وظاهر قوله جواز التطوع بالصوم لمن عليه دين من رمضان الا أن الأولى له أن يصوم الدين أولا لقوله لا يصلح فإنه ظاهر في الإرشاد إلى البداءة بالاهم والآكد

“Zahir dari ucapan beliau adalah bolehnya berpuasa sunnah bagi orang yang masih memiliki hutang puasa Ramadhan.

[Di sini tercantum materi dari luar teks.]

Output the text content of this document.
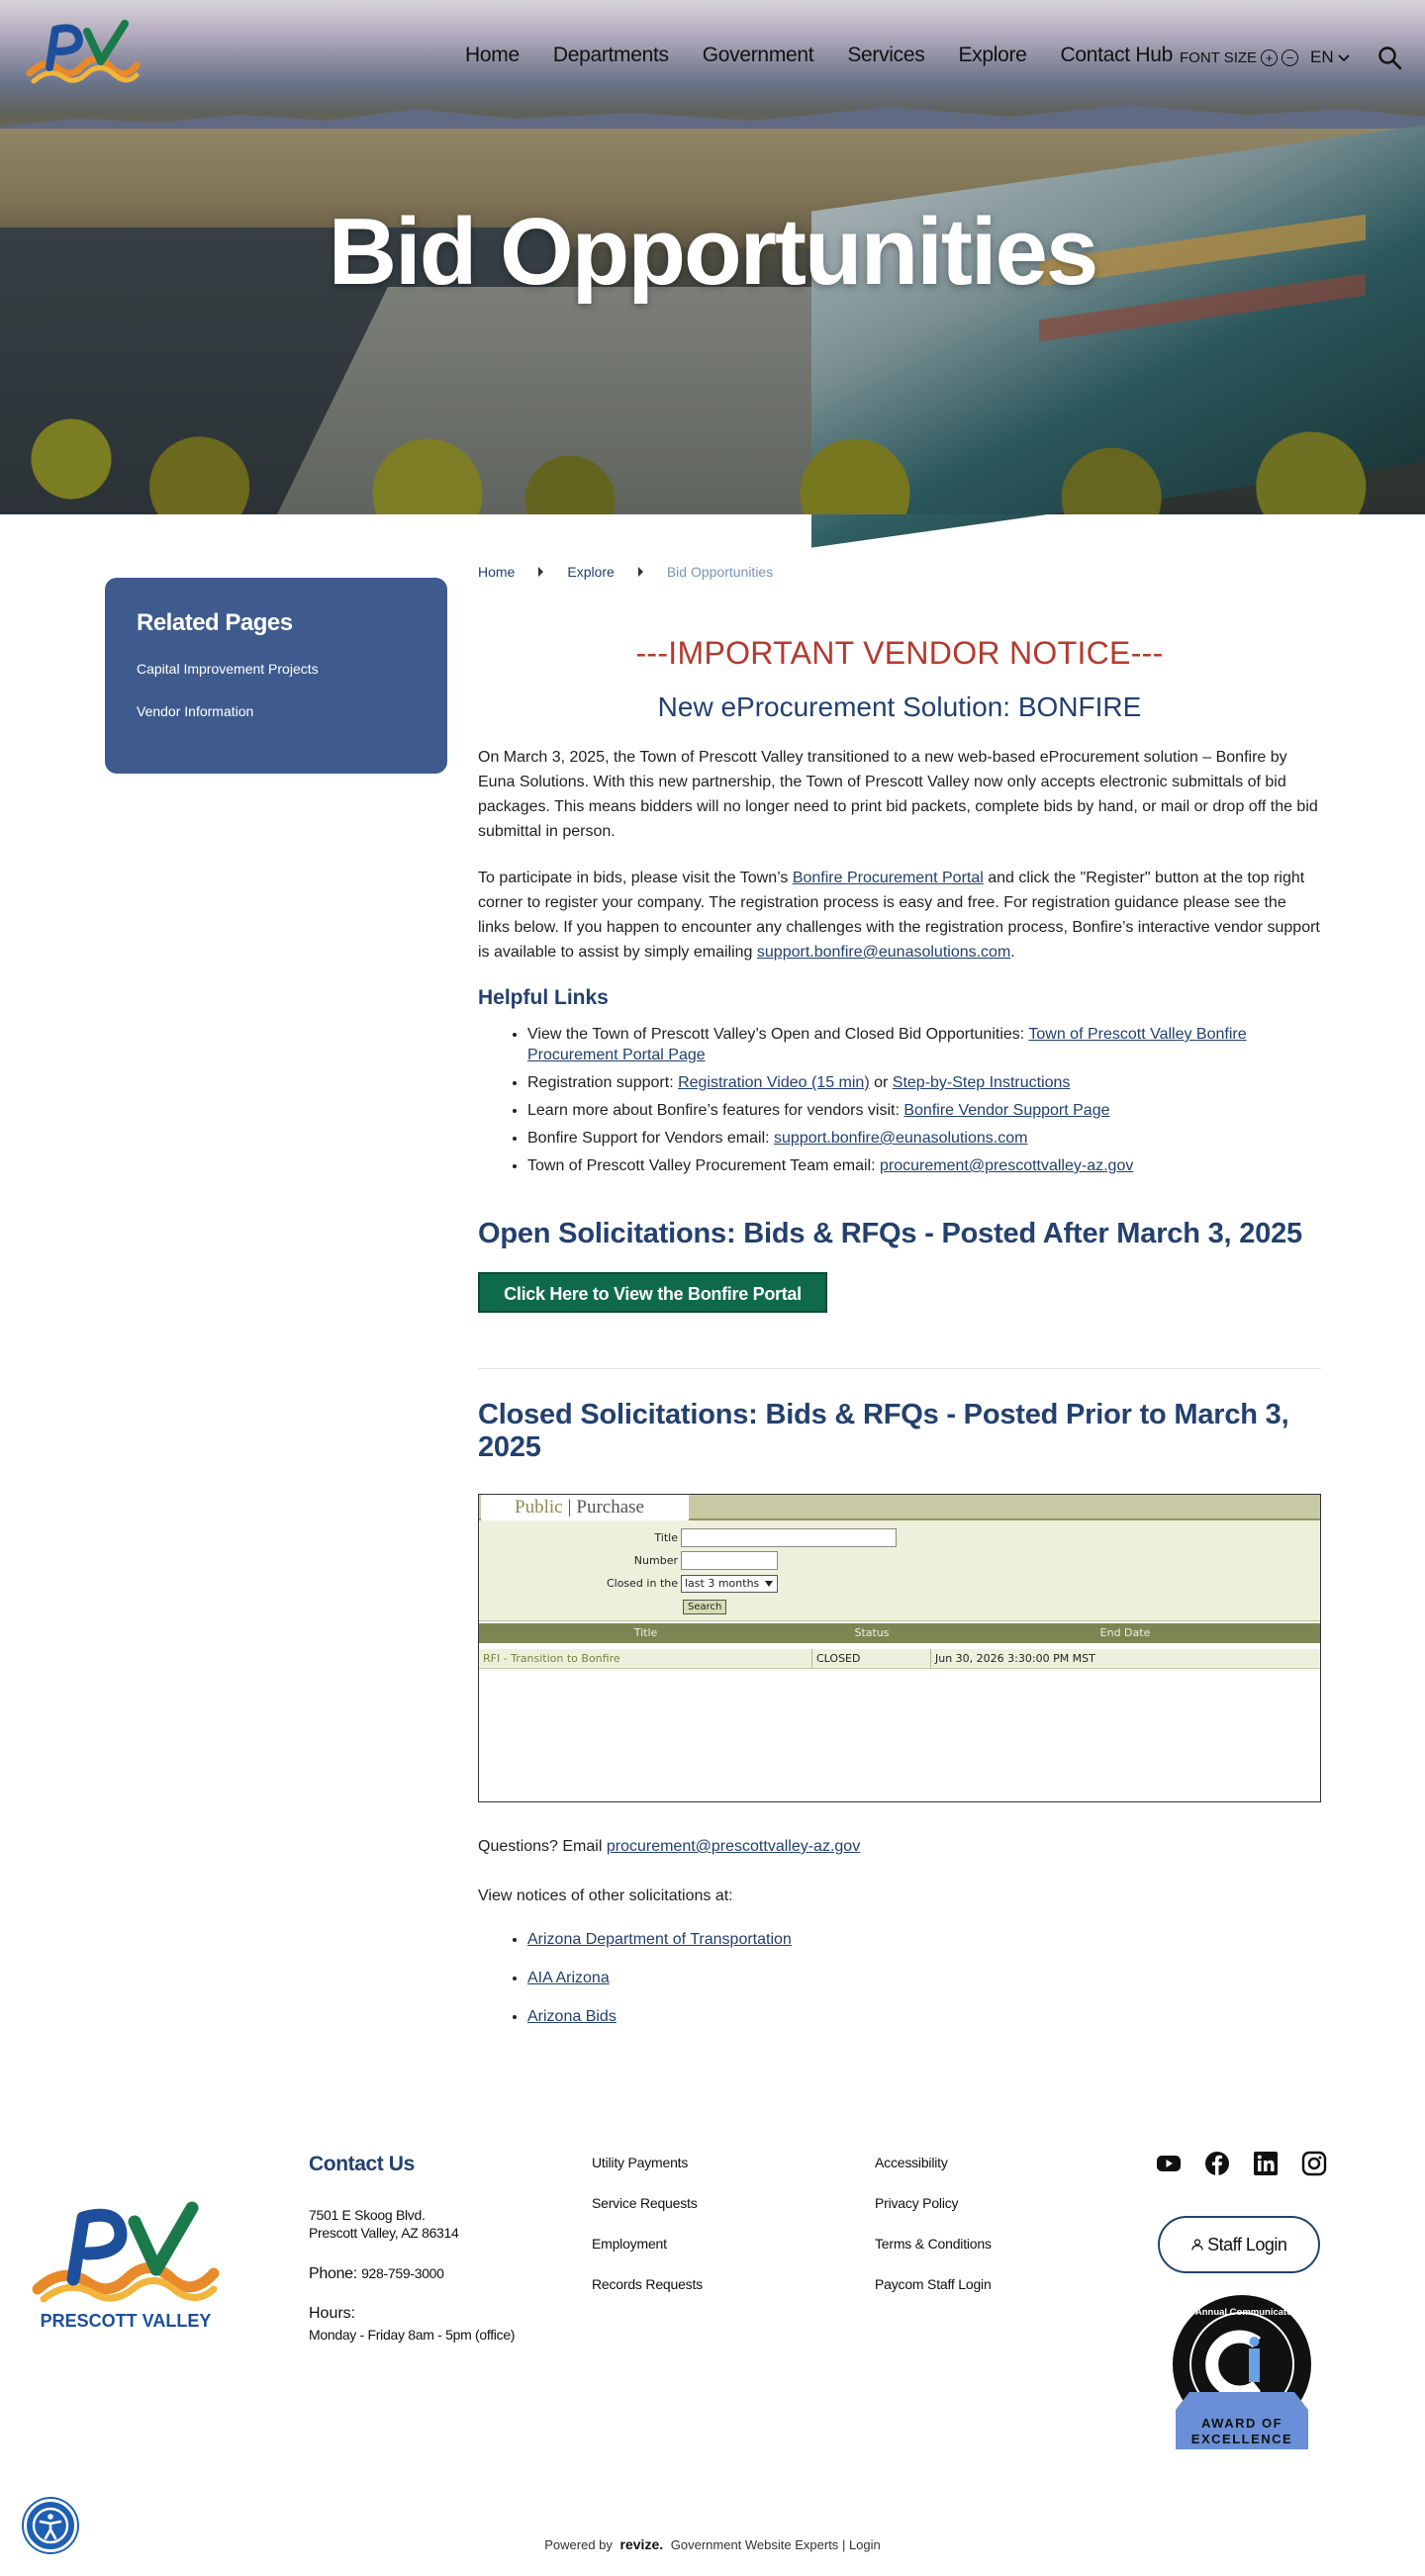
Bid Opportunities
Home Departments Government Services Explore Contact Hub FONT SIZE +	− EN
Related Pages
Capital Improvement Projects
Vendor Information
Home	Explore	Bid Opportunities
---IMPORTANT VENDOR NOTICE---
New eProcurement Solution: BONFIRE

On March 3, 2025, the Town of Prescott Valley transitioned to a new web-based eProcurement solution – Bonfire by Euna Solutions. With this new partnership, the Town of Prescott Valley now only accepts electronic submittals of bid packages. This means bidders will no longer need to print bid packets, complete bids by hand, or mail or drop off the bid submittal in person.

To participate in bids, please visit the Town’s Bonfire Procurement Portal and click the "Register" button at the top right corner to register your company. The registration process is easy and free. For registration guidance please see the links below. If you happen to encounter any challenges with the registration process, Bonfire’s interactive vendor support is available to assist by simply emailing support.bonfire@eunasolutions.com.

Helpful Links
• View the Town of Prescott Valley’s Open and Closed Bid Opportunities: Town of Prescott Valley Bonfire Procurement Portal Page
• Registration support: Registration Video (15 min) or Step-by-Step Instructions
• Learn more about Bonfire’s features for vendors visit: Bonfire Vendor Support Page
• Bonfire Support for Vendors email: support.bonfire@eunasolutions.com
• Town of Prescott Valley Procurement Team email: procurement@prescottvalley-az.gov
Open Solicitations: Bids & RFQs - Posted After March 3, 2025
Click Here to View the Bonfire Portal
Closed Solicitations: Bids & RFQs - Posted Prior to March 3, 2025
Public | Purchase
Title
Number
Closed in the last 3 months
Search
Title	Status	End Date
RFI - Transition to Bonfire	CLOSED	Jun 30, 2026 3:30:00 PM MST

Questions? Email procurement@prescottvalley-az.gov

View notices of other solicitations at:

• Arizona Department of Transportation
• AIA Arizona
• Arizona Bids
PRESCOTT VALLEY
Contact Us
7501 E Skoog Blvd.
Prescott Valley, AZ 86314
Phone: 928-759-3000
Hours:
Monday - Friday 8am - 5pm (office)
Utility Payments
Service Requests
Employment
Records Requests
Accessibility
Privacy Policy
Terms & Conditions
Paycom Staff Login
Staff Login
The 32nd Annual Communicator Awards
AWARD OF
EXCELLENCE
Powered by revize. Government Website Experts | Login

Namun, yang lebih utama adalah menyelesaikan hutang puasanya terlebih dulu. Ucapan beliau: ‘tidaklah baik (untuk dilakukan)’, zahirnya adalah untuk memberikan arahan agar seseorang mulai dengan hal yang lebih urgen dan prioritas.” [Fat-h al-Bāriy IV/189.] 

Secara zahir, apa yang dikatakan oleh Ibn al-Musayyib juga merupakan pilihan fiqh Imam al-Bukhariy. Sebab, di dalam kitab Shahīh-nya, beliau memasukkan kutipan itu ke dalam bab yang diberi judul: Matā yuqdhā qadhā-[u] Ramadhān? (Kapan puasa qadhā Ramadhan dilakukan?). Demikian yang dapat disampaikan. Wallāh[u] a`lam

~adni kurniawan, semoga Allah merahmatinya.  
 
Referensi: Al-Tarjīh fī Masā-il al-Shawm wa al-Zakāh, karya Muhammad ibn `Umar Bāzmūl, hlm. 85 – 87, dengan perubahan.

 *Sumber gambar dari hasil pencarian Google.